What is the recipe for a happy life? How to find your happiness? Or maybe Anthony de Mello is right when he says that happiness is like a butterfly. If you chase them, they will escape you. If you stop - he will sit on your shoulder.
Or is the answer completely different? For example, the following story is about a desperate search for happiness. This is another of the coaching stories aimed at inspiring and inviting reflection.
Once, at a school, an experiment was conducted. Each teacher gave each student in his class a balloon. Each student had to inflate the balloon, write their name on it, and then throw it into the school corridor.
A story about a desperate search for happiness
The teachers mixed all the balloons and the students were given 5 minutes to find their own balloons.
Despite intense searches, no one found their balloon.

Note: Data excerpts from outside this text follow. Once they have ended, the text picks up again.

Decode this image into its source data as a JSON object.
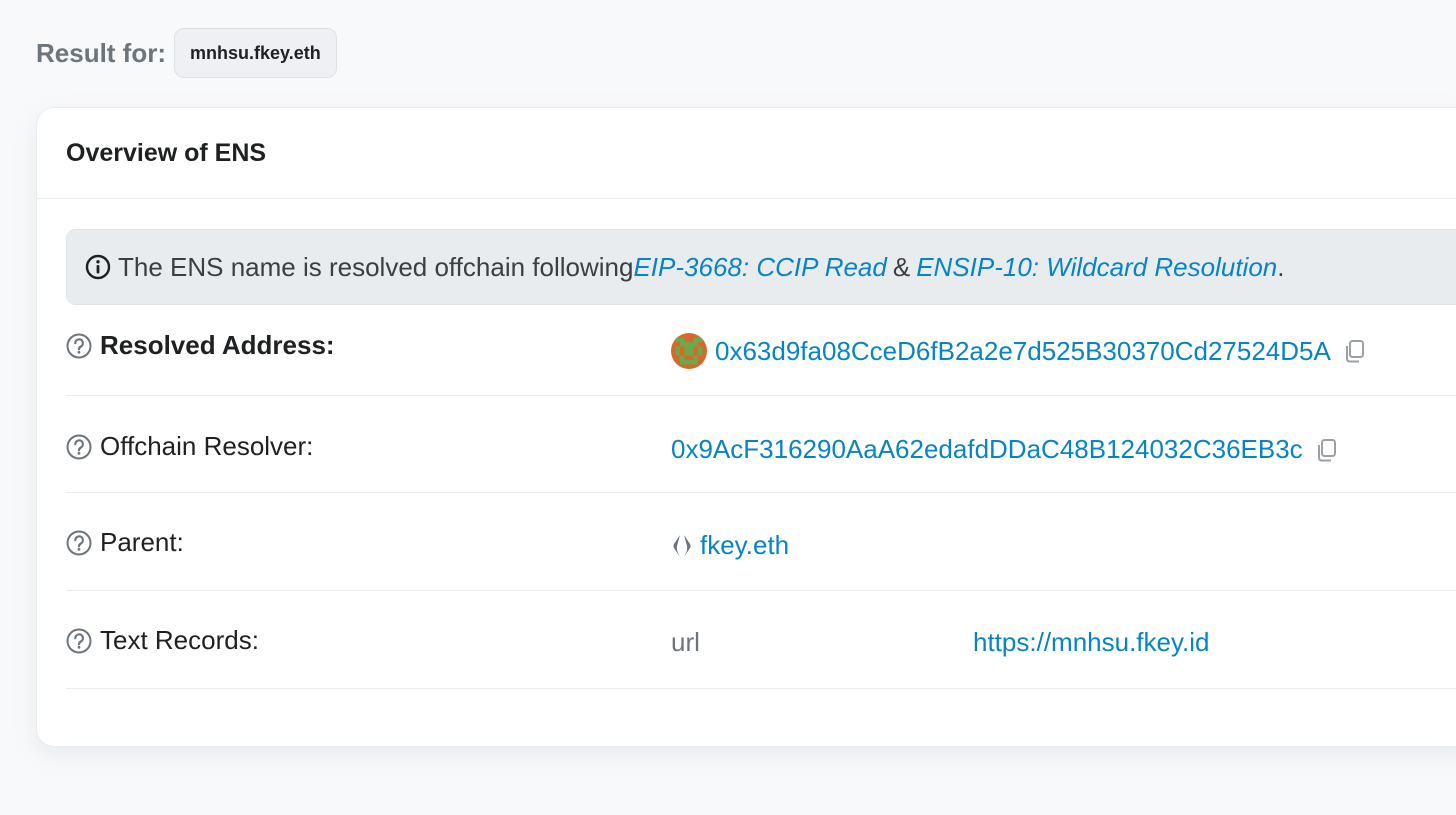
{
  "result": {
    "label": "Result for:",
    "query": "mnhsu.fkey.eth"
  },
  "overview": {
    "title": "Overview of ENS",
    "notice": {
      "prefix": "The ENS name is resolved offchain following ",
      "link1": "EIP-3668: CCIP Read",
      "amp": "&",
      "link2": "ENSIP-10: Wildcard Resolution",
      "suffix": "."
    },
    "rows": {
      "resolved_address": {
        "label": "Resolved Address:",
        "value": "0x63d9fa08CceD6fB2a2e7d525B30370Cd27524D5A"
      },
      "offchain_resolver": {
        "label": "Offchain Resolver:",
        "value": "0x9AcF316290AaA62edafdDDaC48B124032C36EB3c"
      },
      "parent": {
        "label": "Parent:",
        "value": "fkey.eth"
      },
      "text_records": {
        "label": "Text Records:",
        "key": "url",
        "value": "https://mnhsu.fkey.id"
      }
    }
  },
  "colors": {
    "link": "#0784c3",
    "muted": "#6c757d",
    "avatar_orange": "#d9662a",
    "avatar_green": "#6ca94a"
  },
  "icons": [
    "info-icon",
    "question-icon",
    "copy-icon",
    "ens-logo-icon",
    "identicon"
  ]
}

At this point, the teachers told the students to take the first balloon they found and hand it to the person who had written on it. Within 5 minutes, everyone had their own balloon.
The teachers summed up this experiment as follows: "These balloons are like happiness. We will never find it if everyone is looking for his own. But if we care about other people's happiness ... we will also find ours."
It's not easy to agree with the moral of this story
how is it? Should I give up my happiness?! Should I trust and believe that others will take care of my well-being? It's unbelievable. Especially in the realities of the 21st century.
But if you think for a moment and think more broadly - you can draw a very valuable conclusion from this story. Every exaggeration hurts. Life likes balance. A balance between give and take. The balance between work and rest. A balance between stabilization and change.
If you only care about your happiness - you can be very disappointed. Because other people are an essential component of happiness. But if you find a wise balance between taking care of yourself and being open to the needs of others, if you learn to enjoy the little things, if you learn to appreciate what you already have and not just think about what else you would like - happiness, like a butterfly, will sit on your arm.